4月「インフルエンサー or エセ教祖?」
4月12日頃には、いて座の守護星で「エスカレートさせる」木星と、「主導権を握ろうとする」太陽とが重なりあい、混ざりあっていきます。この配置は、頭の中に思い描いた映像を実際に現実空間において展開し、多くの人にそれを見てもらい広めていこうとする映画監督やアニメ監督の仕事に近いものがありますし、流行やブームを作り出していく力も発揮しやすいでしょう。
ただ、よく出れば実行力を伴ったインフルエンサーなのですが、悪く出れば自我肥大のエセ教祖様にもなりかねません。何かとやり過ぎてしまいやすいタイミングなので、自分にツッコミを入れてくれる知人友人をそばに置いておくとより◎
5月「結果より過程を重視」
5月17日頃には、「理念と信条」を司る木星がおひつじ座からおうし座へと移っていきます。自分から数えて6番目の星座は「自分なりの美学」や「生活リズム」を表し、ここからの約1年間は、仕事の流儀や仕事環境を洗練させていったり、新たな生活習慣を取り入れつつ生活の優先順位を改めて見直したり、そのために結果そのものよりもプロセスにこだわることに意欲が向かっていきやすいでしょう。また、頼まれ仕事や人の相談にのったりしていく機会も自然と増えていきやすいはず。
6月「桃太郎とイヌのタッグ」
6月20日に前後して、いて座の守護星で「理想追求」の木星と、「現実重視」の土星とが今度はタッグを組んでいきます。この組み合わせは、言うならば鬼が島退治で一攫千金を虎視眈々と狙っていく桃太郎と、何かと欲が先走りする桃太郎にワンワンとツッコミを入れていくイヌといったところ。

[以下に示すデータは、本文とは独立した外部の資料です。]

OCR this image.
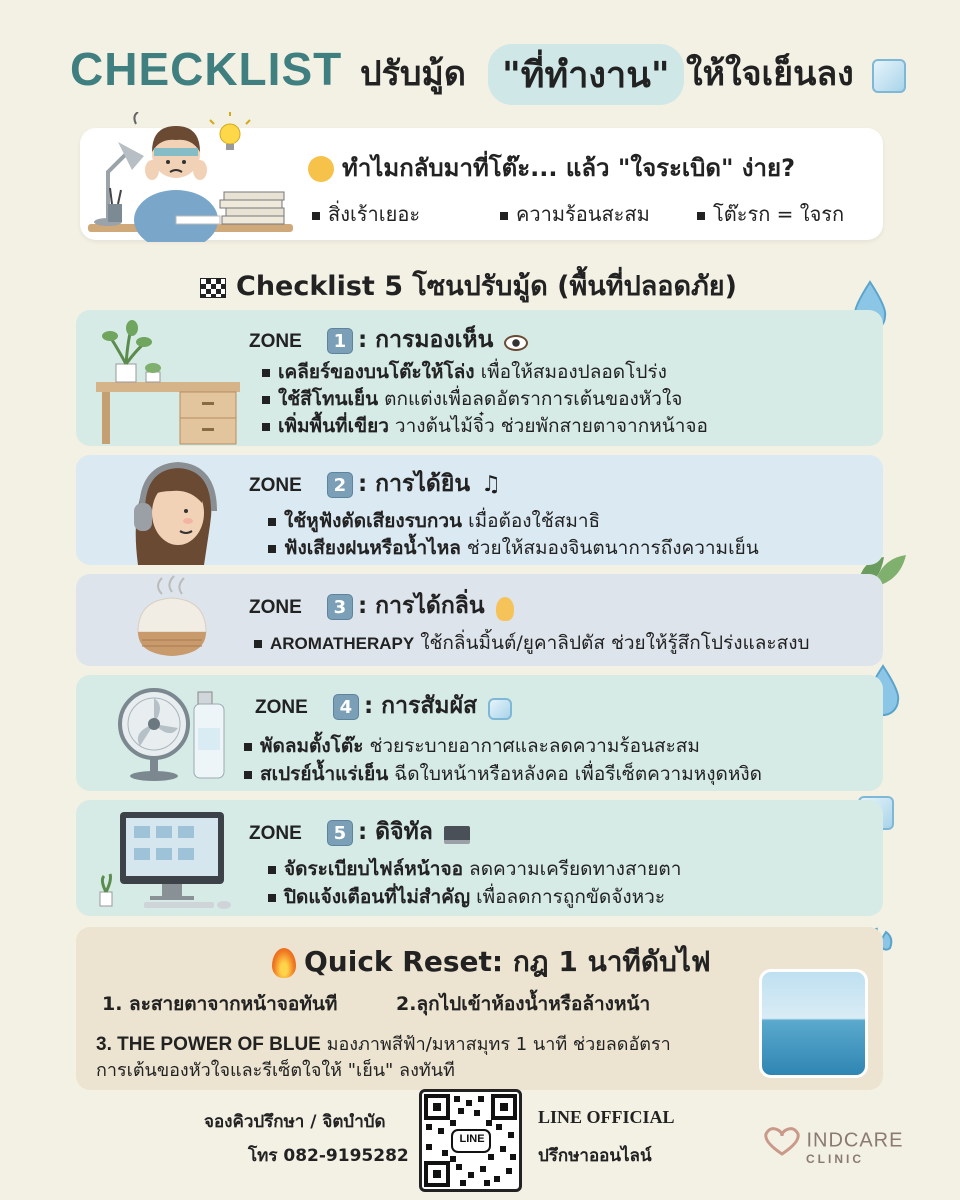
CHECKLIST ปรับมู้ด	"ที่ทำงาน" ให้ใจเย็นลง
ทำไมกลับมาที่โต๊ะ... แล้ว "ใจระเบิด" ง่าย?
สิ่งเร้าเยอะ	ความร้อนสะสม	โต๊ะรก = ใจรก
Checklist 5 โซนปรับมู้ด (พื้นที่ปลอดภัย)
ZONE 1 : การมองเห็น
เคลียร์ของบนโต๊ะให้โล่ง เพื่อให้สมองปลอดโปร่ง
ใช้สีโทนเย็น ตกแต่งเพื่อลดอัตราการเต้นของหัวใจ
เพิ่มพื้นที่เขียว วางต้นไม้จิ๋ว ช่วยพักสายตาจากหน้าจอ
ZONE 2 : การได้ยิน ♫
ใช้หูฟังตัดเสียงรบกวน เมื่อต้องใช้สมาธิ
ฟังเสียงฝนหรือน้ำไหล ช่วยให้สมองจินตนาการถึงความเย็น
ZONE 3 : การได้กลิ่น
AROMATHERAPY ใช้กลิ่นมิ้นต์/ยูคาลิปตัส ช่วยให้รู้สึกโปร่งและสงบ
ZONE 4 : การสัมผัส
พัดลมตั้งโต๊ะ ช่วยระบายอากาศและลดความร้อนสะสม
สเปรย์น้ำแร่เย็น ฉีดใบหน้าหรือหลังคอ เพื่อรีเซ็ตความหงุดหงิด
ZONE 5 : ดิจิทัล
จัดระเบียบไฟล์หน้าจอ ลดความเครียดทางสายตา
ปิดแจ้งเตือนที่ไม่สำคัญ เพื่อลดการถูกขัดจังหวะ
Quick Reset: กฎ 1 นาทีดับไฟ
1. ละสายตาจากหน้าจอทันที	2.ลุกไปเข้าห้องน้ำหรือล้างหน้า
3. THE POWER OF BLUE มองภาพสีฟ้า/มหาสมุทร 1 นาที ช่วยลดอัตรา
การเต้นของหัวใจและรีเซ็ตใจให้ "เย็น" ลงทันที
จองคิวปรึกษา / จิตบำบัด
โทร 082-9195282
LINE
LINE OFFICIAL
ปรึกษาออนไลน์
INDCARE
CLINIC
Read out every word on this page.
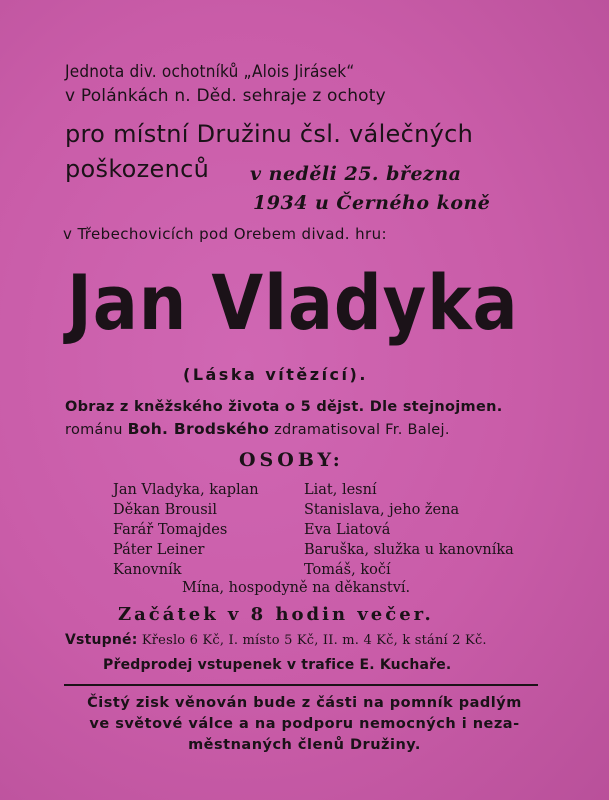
Jednota div. ochotníků „Alois Jirásek“
v Polánkách n. Děd. sehraje z ochoty
pro místní Družinu čsl. válečných
poškozenců v neděli 25. března
1934 u Černého koně
v Třebechovicích pod Orebem divad. hru:
Jan Vladyka
(Láska vítězící).
Obraz z kněžského života o 5 dějst. Dle stejnojmen.
románu Boh. Brodského zdramatisoval Fr. Balej.
OSOBY:
Jan Vladyka, kaplan
Děkan Brousil
Farář Tomajdes
Páter Leiner
Kanovník
Liat, lesní
Stanislava, jeho žena
Eva Liatová
Baruška, služka u kanovníka
Tomáš, kočí
Mína, hospodyně na děkanství.
Začátek v 8 hodin večer.
Vstupné: Křeslo 6 Kč, I. místo 5 Kč, II. m. 4 Kč, k stání 2 Kč.
Předprodej vstupenek v trafice E. Kuchaře.
Čistý zisk věnován bude z části na pomník padlým
ve světové válce a na podporu nemocných i neza-
městnaných členů Družiny.
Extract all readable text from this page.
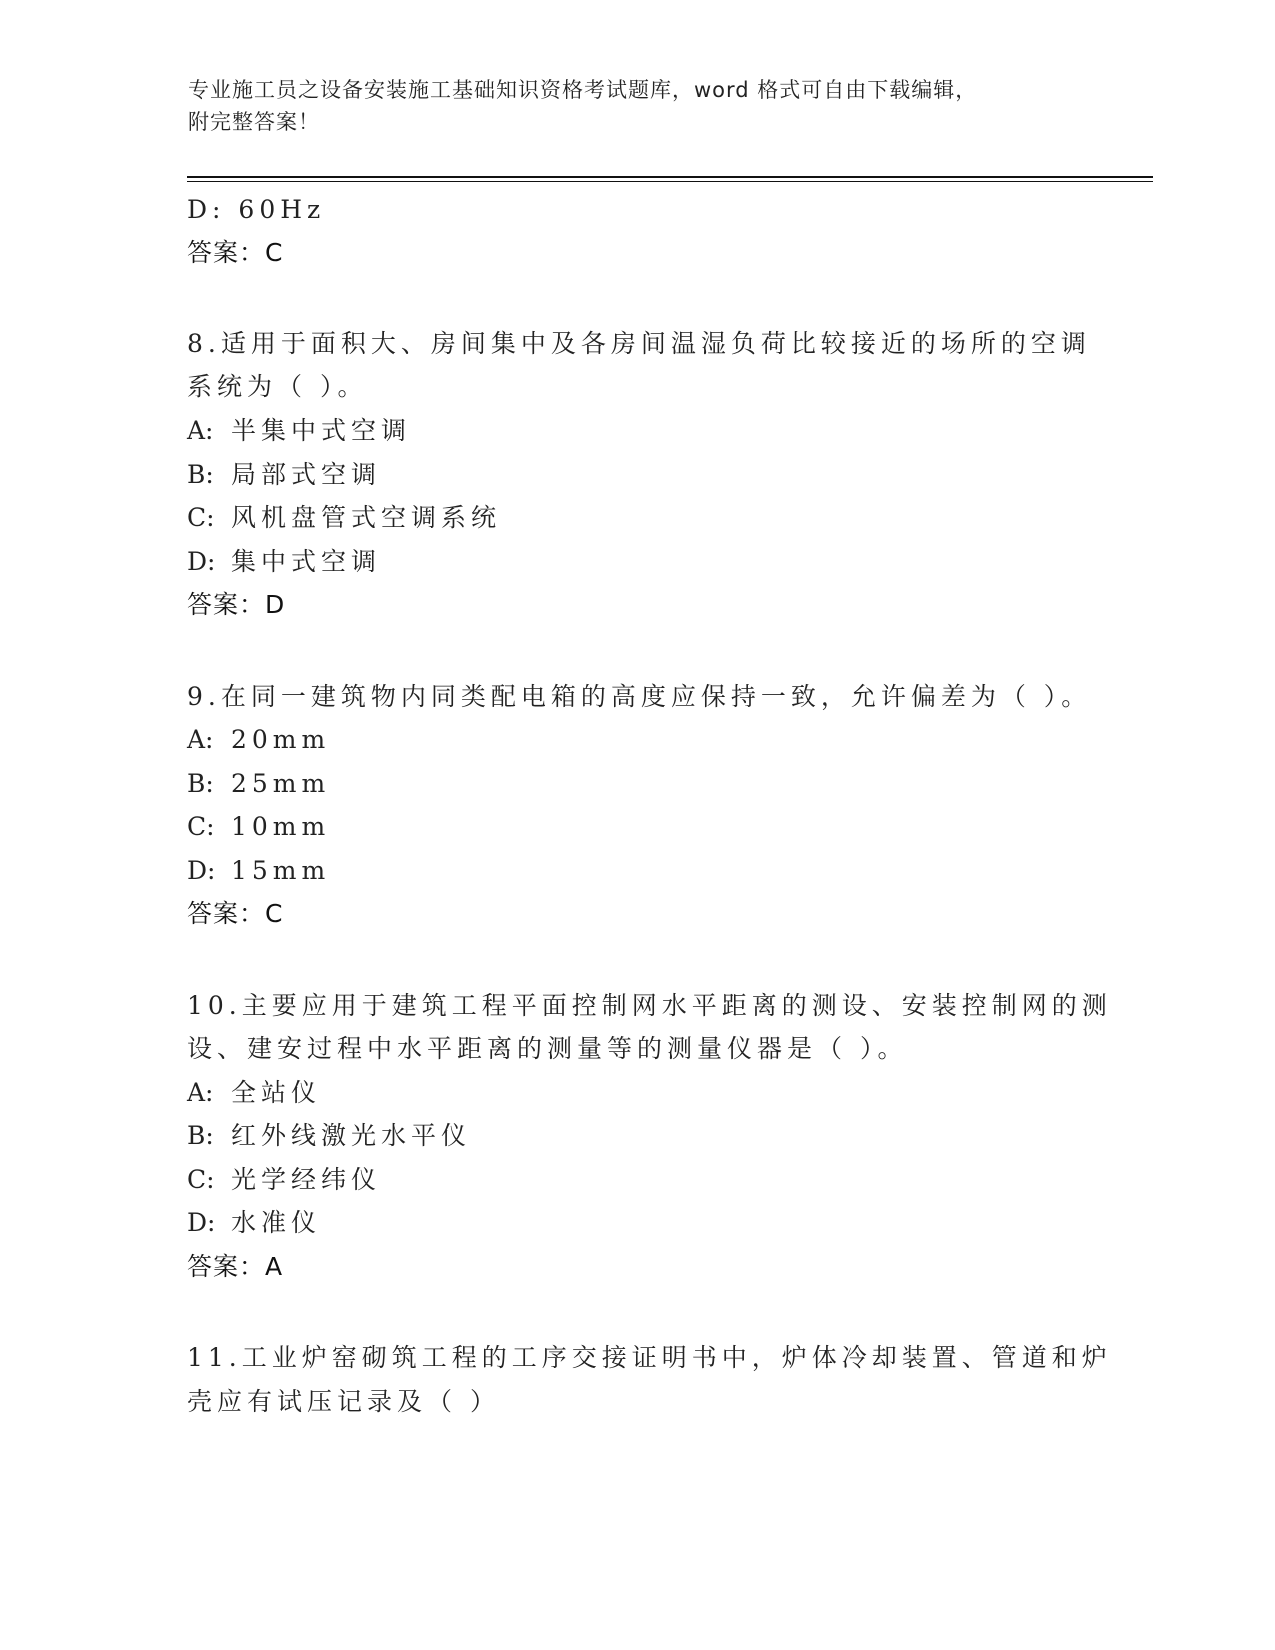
专业施工员之设备安装施工基础知识资格考试题库，word 格式可自由下载编辑，
附完整答案！
D: 60Hz
答案：C
8.适用于面积大、房间集中及各房间温湿负荷比较接近的场所的空调
系统为（ ）。
A: 半集中式空调
B: 局部式空调
C: 风机盘管式空调系统
D: 集中式空调
答案：D
9.在同一建筑物内同类配电箱的高度应保持一致，允许偏差为（ ）。
A: 20mm
B: 25mm
C: 10mm
D: 15mm
答案：C
10.主要应用于建筑工程平面控制网水平距离的测设、安装控制网的测
设、建安过程中水平距离的测量等的测量仪器是（ ）。
A: 全站仪
B: 红外线激光水平仪
C: 光学经纬仪
D: 水准仪
答案：A
11.工业炉窑砌筑工程的工序交接证明书中，炉体冷却装置、管道和炉
壳应有试压记录及（ ）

イヌは義理人情に厚く、自分から裏切ることはまずありませんから、この組み合わせがうまく機能するかどうかは桃太郎がボケをかますタイミングやその思いきりのよさにかかっているのだと言っていいはず。すなわち、富を独り占めしようなんてケチ臭いことを考えず、できるだけ周囲に分配し、往年の松方弘樹ばりの大盤振る舞いを謳っていきたいところ。そうであればこそ、金庫番のイヌも張り切ってダメ出しを決めていけるのです。そのため、この時期はお金の使いどころと、誰とどこまで関わっていくかという線引きなど経済感覚がメキメキと洗練され、結果的に人もお金も集まってきやすいでしょう。
2023年上半期:いて座の「道標になる本」
田中優子『江戸百夢 近世図像学の楽しみ』(ちくま文庫、2010)
江戸文化研究家の田中優子は、着物の縞(しま)柄つまりストライプ模様について触れて次のようなことを述べています。
九鬼周造は『「いき」の構造』の中で、「模様としての縞」が『いき』と見做されるのは決して偶然ではない」と書いた。なぜなら、「いき」の表現は「媚態」のもっている二元性を表わしていなければならず、「永遠に動きつつ永遠に交わらざる平行線」としての縞は、その二元性のもっとも純粋な表現だからだ、と。
(……)いったいこの媚態の二元性とは何か。九鬼によれば「一元的の自己が自己に対して異性を措定し、自己と異性との間に可能的関係を構成する二元的態度」のことである。ひらたく言えば、惚れた相手と同一化したいと思っているあいだの緊張した状態のことだ。だから、完全に同一化してしまえば関係は「いき」でなくなる。しかし個人と個人が完全に同一化するなどあり得ないことだから、幸福な幻想さえもたなければ、惚れ合っていてもおおいに「いき」であり得。縞とはつまりそういうことの現れだと思うと、着物の文様もばかにできない。……この場合「いき」であり得る縞は横縞でなく縦縞でなければいけない。縦縞は「軽巧精息の味が一層多く出ているため」だ。
ところで、この縞というのはもともとセイロン島などの東南アジアの「島」のことだったのだそう。つまり、やがて「いき」の象徴となる縦縞はアジアの古い記憶を宿した文様であり、それを取り入れていった今は懐かしき日本とアジアの関わりこそ、「いき」の原点だったのかも知れません。
その意味で、今期のいて座にとっても、ここで言及された「縦縞」のような「可能的関係」、すなわち、どこまでも互いに自由であることを認め合えるような「いき」な関わりや、それを支える日本の伝統的な美意識こそ大きな指針となっていくのではないでしょうか。